Sears in the Millcreek Mall has been set up for Christmas since Sept. 14, when Christmas decorations were set and Christmas trees were up for purchase. Stores then began following suit come October and especially closer to Halloween. What has caused this spike in Christmas urgency? Why has the retail world become so incredibly obsessed with Christmas coming so soon?
I understand the concept of business and marketing; it’s vital for the success of the season and for the store. Sure I get it. Still, by taking any sort of religion out of the season, isn’t it supposed to be about giving?
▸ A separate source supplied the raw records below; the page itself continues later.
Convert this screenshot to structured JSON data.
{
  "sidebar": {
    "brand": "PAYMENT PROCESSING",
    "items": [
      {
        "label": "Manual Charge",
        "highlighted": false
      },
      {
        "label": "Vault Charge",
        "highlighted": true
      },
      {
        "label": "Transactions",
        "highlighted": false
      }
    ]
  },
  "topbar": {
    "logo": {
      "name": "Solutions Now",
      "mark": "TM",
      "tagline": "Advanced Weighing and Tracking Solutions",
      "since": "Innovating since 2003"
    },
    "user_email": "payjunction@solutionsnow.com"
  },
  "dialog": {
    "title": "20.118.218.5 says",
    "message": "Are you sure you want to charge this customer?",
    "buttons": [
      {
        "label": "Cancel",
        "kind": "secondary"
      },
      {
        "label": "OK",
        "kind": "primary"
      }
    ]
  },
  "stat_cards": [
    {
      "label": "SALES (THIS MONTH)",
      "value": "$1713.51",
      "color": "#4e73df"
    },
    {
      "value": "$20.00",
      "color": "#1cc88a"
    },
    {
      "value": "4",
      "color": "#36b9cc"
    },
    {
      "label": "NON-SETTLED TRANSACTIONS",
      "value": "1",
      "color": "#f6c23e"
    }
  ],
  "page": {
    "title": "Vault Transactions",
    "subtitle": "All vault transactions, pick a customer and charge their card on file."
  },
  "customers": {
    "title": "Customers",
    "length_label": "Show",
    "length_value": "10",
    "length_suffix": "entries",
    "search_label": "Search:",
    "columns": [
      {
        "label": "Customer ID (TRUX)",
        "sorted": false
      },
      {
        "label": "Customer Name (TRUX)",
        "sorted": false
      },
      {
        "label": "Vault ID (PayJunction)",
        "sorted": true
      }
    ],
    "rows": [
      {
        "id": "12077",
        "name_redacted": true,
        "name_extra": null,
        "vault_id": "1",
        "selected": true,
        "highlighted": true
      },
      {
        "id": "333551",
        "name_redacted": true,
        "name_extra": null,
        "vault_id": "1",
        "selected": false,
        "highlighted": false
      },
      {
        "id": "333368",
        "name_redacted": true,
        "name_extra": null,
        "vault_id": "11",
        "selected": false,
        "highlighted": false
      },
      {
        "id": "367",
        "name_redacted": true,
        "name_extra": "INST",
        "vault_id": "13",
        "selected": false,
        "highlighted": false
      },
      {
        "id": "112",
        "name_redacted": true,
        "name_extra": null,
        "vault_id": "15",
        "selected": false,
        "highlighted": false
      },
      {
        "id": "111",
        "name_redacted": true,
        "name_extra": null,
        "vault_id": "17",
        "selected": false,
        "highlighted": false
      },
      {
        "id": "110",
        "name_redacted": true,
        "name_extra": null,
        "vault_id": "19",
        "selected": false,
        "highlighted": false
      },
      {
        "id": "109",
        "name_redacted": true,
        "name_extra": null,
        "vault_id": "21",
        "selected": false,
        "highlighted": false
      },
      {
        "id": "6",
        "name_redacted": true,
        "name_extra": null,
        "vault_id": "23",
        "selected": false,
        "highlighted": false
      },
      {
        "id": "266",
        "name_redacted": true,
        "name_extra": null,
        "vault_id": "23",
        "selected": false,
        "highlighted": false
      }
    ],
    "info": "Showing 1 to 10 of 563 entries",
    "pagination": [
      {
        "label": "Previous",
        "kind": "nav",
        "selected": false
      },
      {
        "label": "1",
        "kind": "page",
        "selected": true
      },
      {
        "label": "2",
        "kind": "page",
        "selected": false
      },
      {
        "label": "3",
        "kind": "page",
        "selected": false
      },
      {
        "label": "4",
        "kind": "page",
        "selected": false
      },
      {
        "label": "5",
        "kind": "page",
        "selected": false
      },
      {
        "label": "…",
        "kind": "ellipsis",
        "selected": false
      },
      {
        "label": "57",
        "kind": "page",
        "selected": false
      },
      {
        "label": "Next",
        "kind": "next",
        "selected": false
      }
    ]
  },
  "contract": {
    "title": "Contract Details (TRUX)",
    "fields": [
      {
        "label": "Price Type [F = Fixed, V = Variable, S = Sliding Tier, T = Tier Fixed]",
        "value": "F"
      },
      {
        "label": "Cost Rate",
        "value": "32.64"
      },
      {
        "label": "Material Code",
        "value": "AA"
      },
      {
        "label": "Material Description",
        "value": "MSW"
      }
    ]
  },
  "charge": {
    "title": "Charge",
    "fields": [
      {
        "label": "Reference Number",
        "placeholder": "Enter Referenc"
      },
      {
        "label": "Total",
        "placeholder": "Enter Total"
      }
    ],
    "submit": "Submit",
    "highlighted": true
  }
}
With all of the disaster that has happened in the last week with Hurricane Sandy, you would think that people would take a little break from their “crucial” shopping season to help the individuals that were hit by the storm.
But no. Instead, we have hundreds of people still without heat, let alone electricity. A hypothermia warning is what New Yorkers have to deal with. Having to put your life back together is hard enough, but trying to think about how to afford to do that, plus buying Christmas presents for everyone in your life, now that seems borderline ridiculous.
U-Haul, Wal-Mart, Home Depot, JP Morgan Chase, the NFL, CVS and Kohls, along with others are making donations and taking action to aid in helping Sandy victims. Some giant corporations that are in their prime advertising and market seasons are donating, giving back to their consumers, so that we can get the east coast back up and running. Maybe that might be so that they can get back out and start shopping again, or maybe it’s so that these individuals can get back to living their lives, either way, efforts are being made.
As for how “average” Americans can help: First, taking into consideration that we’re all “broke college students,” there are still ways to help.
One way to help is by donating to the Red Cross. All donations will provide shelter, food, emotional support and other assistance to those affected by the storm. To donate, visit www.redcross.org or call 800-Red-Cross. By doing so, you are able to choose the amount you donate.
If you’re more “phone savvy” you can text the word “Redcross” to 90999. This allows you to make an automatic $10 donation, which is added to your phone bill.
Now I’m about to sound like Sarah McLaughlin in the PETA commercials: Every bit helps. Think about all of your friends and family that could have been (or were) affected. Give back during the season of giving.